********************
PEP 393 performances
********************

Writing efficient code manipulating Unicode is harder since the PEP 393.  The
problem is to respect the canonical form.

If you preallocate an ASCII buffer but you need to write a Latin1 character,
you have to convert the ASCII string to Latin1 which means copying all already
written characters. It is inefficient especially if the Latin1 characters
occurs at the end. If you preallocate an UCS4 buffer, but the result is UCS2,
you have to "shrink" the buffer from UCS4 to UCS2, which means copying all
characters.

To not having to widen or shrink your buffer, you can scan your input to
compute the maximum character before allocating the buffer. In practice,
processing the input twice may be slower.
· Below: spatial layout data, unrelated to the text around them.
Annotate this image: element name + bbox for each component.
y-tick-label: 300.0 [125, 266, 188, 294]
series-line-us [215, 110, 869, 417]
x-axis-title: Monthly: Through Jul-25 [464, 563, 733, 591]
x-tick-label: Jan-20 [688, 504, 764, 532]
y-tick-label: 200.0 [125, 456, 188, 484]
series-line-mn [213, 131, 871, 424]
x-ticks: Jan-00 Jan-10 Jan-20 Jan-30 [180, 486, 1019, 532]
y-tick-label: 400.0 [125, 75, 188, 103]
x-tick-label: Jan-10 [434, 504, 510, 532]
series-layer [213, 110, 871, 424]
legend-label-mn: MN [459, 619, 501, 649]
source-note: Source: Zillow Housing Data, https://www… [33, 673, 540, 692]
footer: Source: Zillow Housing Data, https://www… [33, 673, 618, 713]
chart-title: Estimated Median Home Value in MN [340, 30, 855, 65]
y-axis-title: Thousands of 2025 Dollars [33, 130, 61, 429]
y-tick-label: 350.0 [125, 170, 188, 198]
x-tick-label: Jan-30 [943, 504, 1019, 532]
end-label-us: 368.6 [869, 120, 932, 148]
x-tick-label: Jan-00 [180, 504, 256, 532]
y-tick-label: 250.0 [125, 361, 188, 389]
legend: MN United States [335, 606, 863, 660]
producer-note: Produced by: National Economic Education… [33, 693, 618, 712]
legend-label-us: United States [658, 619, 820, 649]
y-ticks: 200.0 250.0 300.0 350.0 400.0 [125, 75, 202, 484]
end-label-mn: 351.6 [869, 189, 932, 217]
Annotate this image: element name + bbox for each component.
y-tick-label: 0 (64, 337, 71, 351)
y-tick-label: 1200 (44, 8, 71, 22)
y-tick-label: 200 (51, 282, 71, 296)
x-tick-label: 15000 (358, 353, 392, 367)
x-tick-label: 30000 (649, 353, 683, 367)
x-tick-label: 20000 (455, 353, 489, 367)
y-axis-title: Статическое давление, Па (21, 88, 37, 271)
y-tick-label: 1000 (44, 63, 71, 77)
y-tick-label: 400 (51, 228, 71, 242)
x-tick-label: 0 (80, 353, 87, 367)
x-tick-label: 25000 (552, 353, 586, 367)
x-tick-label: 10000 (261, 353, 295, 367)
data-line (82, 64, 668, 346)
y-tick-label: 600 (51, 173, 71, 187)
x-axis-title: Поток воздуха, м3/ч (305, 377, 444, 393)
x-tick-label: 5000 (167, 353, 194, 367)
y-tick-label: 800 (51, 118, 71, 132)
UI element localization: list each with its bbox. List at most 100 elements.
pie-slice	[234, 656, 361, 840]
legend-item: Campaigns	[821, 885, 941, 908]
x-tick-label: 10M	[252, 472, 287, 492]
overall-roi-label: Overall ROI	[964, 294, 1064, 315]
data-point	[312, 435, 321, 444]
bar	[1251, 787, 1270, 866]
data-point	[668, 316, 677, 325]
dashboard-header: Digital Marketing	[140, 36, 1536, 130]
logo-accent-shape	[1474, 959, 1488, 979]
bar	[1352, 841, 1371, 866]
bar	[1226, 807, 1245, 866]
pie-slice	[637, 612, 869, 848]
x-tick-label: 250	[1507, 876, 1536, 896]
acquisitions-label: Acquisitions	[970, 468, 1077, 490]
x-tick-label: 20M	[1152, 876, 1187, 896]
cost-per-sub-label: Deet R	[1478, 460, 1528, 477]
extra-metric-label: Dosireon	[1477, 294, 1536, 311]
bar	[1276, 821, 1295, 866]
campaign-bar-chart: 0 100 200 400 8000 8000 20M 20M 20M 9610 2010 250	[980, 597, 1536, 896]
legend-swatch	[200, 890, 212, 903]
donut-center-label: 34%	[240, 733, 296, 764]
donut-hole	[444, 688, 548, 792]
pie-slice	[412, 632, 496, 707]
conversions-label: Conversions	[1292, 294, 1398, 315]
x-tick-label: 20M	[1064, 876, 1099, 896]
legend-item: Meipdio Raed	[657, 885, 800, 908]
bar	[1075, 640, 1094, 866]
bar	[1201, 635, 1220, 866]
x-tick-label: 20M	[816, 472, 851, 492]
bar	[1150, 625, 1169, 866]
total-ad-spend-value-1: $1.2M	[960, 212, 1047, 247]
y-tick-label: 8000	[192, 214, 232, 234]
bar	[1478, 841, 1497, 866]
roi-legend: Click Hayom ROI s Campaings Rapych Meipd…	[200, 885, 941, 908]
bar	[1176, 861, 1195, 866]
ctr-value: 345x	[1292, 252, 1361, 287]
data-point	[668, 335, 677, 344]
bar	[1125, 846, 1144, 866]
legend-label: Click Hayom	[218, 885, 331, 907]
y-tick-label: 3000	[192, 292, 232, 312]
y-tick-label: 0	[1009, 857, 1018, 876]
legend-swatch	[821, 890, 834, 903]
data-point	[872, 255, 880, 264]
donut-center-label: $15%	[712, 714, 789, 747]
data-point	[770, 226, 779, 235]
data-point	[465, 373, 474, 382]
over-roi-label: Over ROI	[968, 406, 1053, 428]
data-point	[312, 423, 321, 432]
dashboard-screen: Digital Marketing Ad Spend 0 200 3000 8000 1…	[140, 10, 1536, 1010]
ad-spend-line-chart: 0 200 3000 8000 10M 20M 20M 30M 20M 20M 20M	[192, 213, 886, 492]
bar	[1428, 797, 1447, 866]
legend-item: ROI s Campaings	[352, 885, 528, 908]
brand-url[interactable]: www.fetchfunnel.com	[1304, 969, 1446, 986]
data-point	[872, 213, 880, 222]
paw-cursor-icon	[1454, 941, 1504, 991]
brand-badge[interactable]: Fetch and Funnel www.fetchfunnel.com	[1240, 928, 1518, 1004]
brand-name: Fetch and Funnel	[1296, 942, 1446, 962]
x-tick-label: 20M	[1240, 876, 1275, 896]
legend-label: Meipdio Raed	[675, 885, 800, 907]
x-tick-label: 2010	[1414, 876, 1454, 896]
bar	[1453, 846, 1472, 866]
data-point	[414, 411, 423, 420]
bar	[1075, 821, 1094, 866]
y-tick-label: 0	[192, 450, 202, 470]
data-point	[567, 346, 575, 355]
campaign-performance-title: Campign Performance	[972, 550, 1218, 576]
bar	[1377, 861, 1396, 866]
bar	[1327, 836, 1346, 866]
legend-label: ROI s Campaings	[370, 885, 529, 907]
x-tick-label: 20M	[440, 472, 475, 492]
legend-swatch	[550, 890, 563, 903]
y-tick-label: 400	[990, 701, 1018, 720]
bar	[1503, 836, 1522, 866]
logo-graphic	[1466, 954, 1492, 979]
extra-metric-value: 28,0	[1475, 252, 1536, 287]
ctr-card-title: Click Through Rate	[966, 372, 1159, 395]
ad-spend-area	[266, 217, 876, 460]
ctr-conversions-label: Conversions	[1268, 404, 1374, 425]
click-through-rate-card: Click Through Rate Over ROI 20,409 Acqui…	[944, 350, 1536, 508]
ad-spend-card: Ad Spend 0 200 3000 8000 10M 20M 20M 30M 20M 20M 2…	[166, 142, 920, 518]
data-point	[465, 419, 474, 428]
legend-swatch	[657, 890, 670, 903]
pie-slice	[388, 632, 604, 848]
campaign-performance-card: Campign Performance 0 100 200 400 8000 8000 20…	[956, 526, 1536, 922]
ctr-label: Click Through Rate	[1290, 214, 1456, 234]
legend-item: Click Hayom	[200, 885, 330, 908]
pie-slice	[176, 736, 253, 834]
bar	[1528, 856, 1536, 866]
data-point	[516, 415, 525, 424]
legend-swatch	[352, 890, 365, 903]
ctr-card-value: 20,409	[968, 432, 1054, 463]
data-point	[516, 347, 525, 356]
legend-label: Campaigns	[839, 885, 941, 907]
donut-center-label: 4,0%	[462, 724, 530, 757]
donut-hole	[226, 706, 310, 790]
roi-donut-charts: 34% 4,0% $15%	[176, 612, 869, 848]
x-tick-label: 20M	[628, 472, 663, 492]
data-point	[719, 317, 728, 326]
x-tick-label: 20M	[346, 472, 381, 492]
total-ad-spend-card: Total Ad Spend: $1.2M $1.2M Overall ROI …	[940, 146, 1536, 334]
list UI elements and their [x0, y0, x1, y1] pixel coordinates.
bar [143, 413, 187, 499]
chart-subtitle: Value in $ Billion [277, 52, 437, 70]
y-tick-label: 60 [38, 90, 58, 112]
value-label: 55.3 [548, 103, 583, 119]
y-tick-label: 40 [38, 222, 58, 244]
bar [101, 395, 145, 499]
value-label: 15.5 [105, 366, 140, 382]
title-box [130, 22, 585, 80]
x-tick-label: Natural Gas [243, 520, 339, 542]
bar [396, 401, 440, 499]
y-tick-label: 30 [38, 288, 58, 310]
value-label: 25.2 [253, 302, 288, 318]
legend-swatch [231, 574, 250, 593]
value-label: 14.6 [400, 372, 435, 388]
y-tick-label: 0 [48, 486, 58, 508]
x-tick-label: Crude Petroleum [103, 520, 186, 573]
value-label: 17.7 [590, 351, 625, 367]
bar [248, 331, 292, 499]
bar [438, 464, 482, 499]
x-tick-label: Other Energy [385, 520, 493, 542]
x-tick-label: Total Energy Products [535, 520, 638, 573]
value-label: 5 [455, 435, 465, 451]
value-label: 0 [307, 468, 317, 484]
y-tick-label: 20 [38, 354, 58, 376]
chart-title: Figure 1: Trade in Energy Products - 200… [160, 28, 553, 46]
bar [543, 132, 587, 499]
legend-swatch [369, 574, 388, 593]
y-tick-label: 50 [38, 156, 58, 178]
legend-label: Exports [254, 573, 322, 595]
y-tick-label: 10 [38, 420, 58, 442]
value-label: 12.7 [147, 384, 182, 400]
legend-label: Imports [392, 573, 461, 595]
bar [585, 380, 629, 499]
Another problem is the length of the result. Getting the length of str%args and
str.format(args) require to do the work twice: once to get the length, once to
write characters. Both approaches were tested (*), and processing the output
twice is too slow.

For efficient code, you should be optimistic and enlarge or widen the buffer on
demand. When the output length is unknown, it is better to overallocate the
buffer.

The _PyUnicodeWriter API helps to implement such function:

 * Widen the buffer on demand
 * Enlarge the buffer on demand
 * Minimum length and overallocation of the buffer can be configured
 * Avoid completly the need of a buffer when the output is only composed
   of one string
 * Delay allocation of the buffer until the first write. It helps to compute
   the length and kind of the buffer, because the length and kind cannot always
   be computed before the first write. It avoids also allocating a buffer is
   no write is done at all (ex: error before writing the first characters).
 * Give a direct access to the buffer for best performances